Question

interesting integrals
\[\int \sqrt{\frac{x}{1-x^3}}dx\]
\[\int \frac{1}{\ln x}+\ln(\ln x) dx\]

Answer 1

Second I solved it!
first still beats me

Answer 2

integrals = cringes

Answer 3

any hint for that first one @imqwerty

Answer 4

m thinking :)
i havn't learned integrals in depth yet in institute tho

Answer 5

\(\color{#000000 }{ \displaystyle \int \frac{1}{\ln x}+\ln (\ln x)~dx }\)

z=ln(x)
dz = dx/x --> x dz = dx --> e^z du =dx

\(\color{#000000 }{ \displaystyle \int \left(\frac{e^z}{z}+e^z\ln z\right)~dz }\)

\(\color{#000000 }{ \displaystyle \int \left(\sum_{k=0}^{\infty}\frac{z^{k-1}}{k!}\right)dx+\int\left(e^z\ln z\right)~dz }\)

the first is series, ez.
second probably integ. by parts

Answer 6

nope, same thing,

\(\color{#000000 }{ \displaystyle \int\left(e^z\ln z\right)~dz =e^z \ln z-\int\frac{e^z}{z}dz}\)

Answer 7

and that same series.

Answer 8

\(\color{#000000 }{ \displaystyle \int\sqrt{\frac{x}{1-x^3}}dx}\)

\(\color{#000000 }{ \displaystyle \int\frac{\sqrt{x}}{\sqrt{1-x^3}}dx}\)

\(\color{#000000 }{ \displaystyle \int\frac{\sqrt{x^4}}{\sqrt{x^3-x^6}}dx}\)

will assume x is real,

\(\color{#000000 }{ \displaystyle \int\frac{x^2}{\sqrt{x^3-x^6}}dx}\)

\(\color{#000000 }{ \displaystyle z=x^3}\)
\(\color{#000000 }{ \displaystyle (1/3)dz=x^2~dx}\)

\(\color{#000000 }{ \displaystyle \int\frac{1}{3\sqrt{z-z^2}}dz}\)

so far..

Answer 9

Solo there a neat solution to second without series

Answer 10

first one don't know thus far, i did think of using euclidean division of x/1-x^3

Answer 11

trying to think of it...

Answer 12

gotta go, good luck in solving them

Answer 13

By parts...
\(\color{#000000 }{ \displaystyle \int \ln(\ln x)dx=}\)

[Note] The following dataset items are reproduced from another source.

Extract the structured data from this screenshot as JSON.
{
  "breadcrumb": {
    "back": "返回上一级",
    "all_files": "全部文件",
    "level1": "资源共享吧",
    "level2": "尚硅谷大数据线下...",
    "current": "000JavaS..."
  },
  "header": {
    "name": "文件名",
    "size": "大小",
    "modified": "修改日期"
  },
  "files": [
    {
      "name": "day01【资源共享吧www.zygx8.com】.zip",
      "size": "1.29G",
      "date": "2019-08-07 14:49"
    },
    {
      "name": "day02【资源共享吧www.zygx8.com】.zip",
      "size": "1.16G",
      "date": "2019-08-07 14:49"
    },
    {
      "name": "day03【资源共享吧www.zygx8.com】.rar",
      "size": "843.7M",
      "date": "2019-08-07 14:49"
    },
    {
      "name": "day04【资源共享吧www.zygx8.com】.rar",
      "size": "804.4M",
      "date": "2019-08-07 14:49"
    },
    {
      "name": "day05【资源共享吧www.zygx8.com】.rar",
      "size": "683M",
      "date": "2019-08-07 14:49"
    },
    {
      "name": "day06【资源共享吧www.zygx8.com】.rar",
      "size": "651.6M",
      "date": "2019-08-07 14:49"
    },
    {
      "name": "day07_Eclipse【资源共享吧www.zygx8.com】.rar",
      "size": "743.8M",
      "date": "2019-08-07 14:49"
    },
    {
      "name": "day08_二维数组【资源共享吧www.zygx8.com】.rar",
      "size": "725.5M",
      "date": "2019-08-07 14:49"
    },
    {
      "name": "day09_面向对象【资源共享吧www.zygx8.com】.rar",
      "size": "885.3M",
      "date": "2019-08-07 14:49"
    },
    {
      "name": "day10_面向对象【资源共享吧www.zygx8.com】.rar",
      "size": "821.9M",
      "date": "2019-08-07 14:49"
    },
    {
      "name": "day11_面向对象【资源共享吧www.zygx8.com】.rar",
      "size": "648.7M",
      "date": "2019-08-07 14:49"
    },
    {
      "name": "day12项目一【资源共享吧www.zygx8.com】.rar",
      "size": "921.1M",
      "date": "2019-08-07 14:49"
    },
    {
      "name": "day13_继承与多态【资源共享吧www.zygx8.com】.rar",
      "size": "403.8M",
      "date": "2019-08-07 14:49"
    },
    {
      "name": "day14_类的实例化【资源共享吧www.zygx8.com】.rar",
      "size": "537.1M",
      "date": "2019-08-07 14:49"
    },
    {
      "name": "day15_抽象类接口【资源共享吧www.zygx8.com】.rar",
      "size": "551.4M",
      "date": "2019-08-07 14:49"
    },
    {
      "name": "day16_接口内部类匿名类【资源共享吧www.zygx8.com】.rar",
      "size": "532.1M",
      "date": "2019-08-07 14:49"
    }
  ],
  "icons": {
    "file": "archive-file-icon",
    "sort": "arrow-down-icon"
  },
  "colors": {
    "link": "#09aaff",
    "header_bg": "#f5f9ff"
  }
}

\(\color{#000000 }{ \displaystyle x\left(\ln(\ln x)\right)-\int x\left(\frac{1}{x\ln x}\right)~dx}\)

So,

\(\color{#000000 }{ \displaystyle \int \frac{1}{\ln x}+\ln(\ln x)dx=}\)

\(\color{#000000 }{ \displaystyle \int \frac{1}{\ln x}dx+\int \ln(\ln x)dx=}\)

\(\color{#000000 }{ \displaystyle \int \frac{1}{\ln x}dx+x\left(\ln(\ln x)\right)-\int x\left(\frac{1}{x\ln x}\right)~dx=x\ln(\ln x)}\)

Answer 14

there, @xapproachesinfinity

Answer 15

well, +C, but anyway ...

Answer 16

As far as the second integral goes

\(\color{#000000 }{ \displaystyle \int \frac{1}{\sqrt{z-z^2}}dz }\)

\(\color{#000000 }{ \displaystyle \int \frac{1}{\sqrt{-z^2+z-\frac{1}{4}+\frac{1}{4}}}dz }\)

\(\color{#000000 }{ \displaystyle \int \frac{1}{\sqrt{-\left(z-\frac{1}{2}\right)^2+\frac{1}{4}}}dz }\)

w=z-1/2
dw=dz

\(\color{#000000 }{ \displaystyle \int \frac{1}{\sqrt{-w^2+\frac{1}{4}}}dw }\)

\(\color{#000000 }{ \displaystyle \int \frac{1}{\sqrt{\frac{1}{4}-w^2}}dw }\)

\(\color{#000000 }{ \displaystyle w=\frac{1}{2}\sin \theta }\) \(\color{#000000 }{ \displaystyle dw=\frac{1}{2}\cos \theta }\)

\(\color{#000000 }{ \displaystyle \int \frac{\frac{1}{2}\cos \theta}{\sqrt{\frac{1}{4}-\frac{1}{4}\sin^2\theta }}d\theta }\)

\(\color{#000000 }{ \displaystyle \int d\theta }\)

Answer 17

you go the second excellent!

Answer 18

got*

Answer 19

Thanks;)

Answer 20

didn't put 1/3 there but I hope that is the smallest error I had there.

Answer 21

that's referring to the 1st prob.
I like the second problem more tho:) Tnx for posting the problems!

Answer 22

np:)

Answer 23

:) for 1st question-
\(\large t=x^{\frac{3}{2}}\) made life easier<33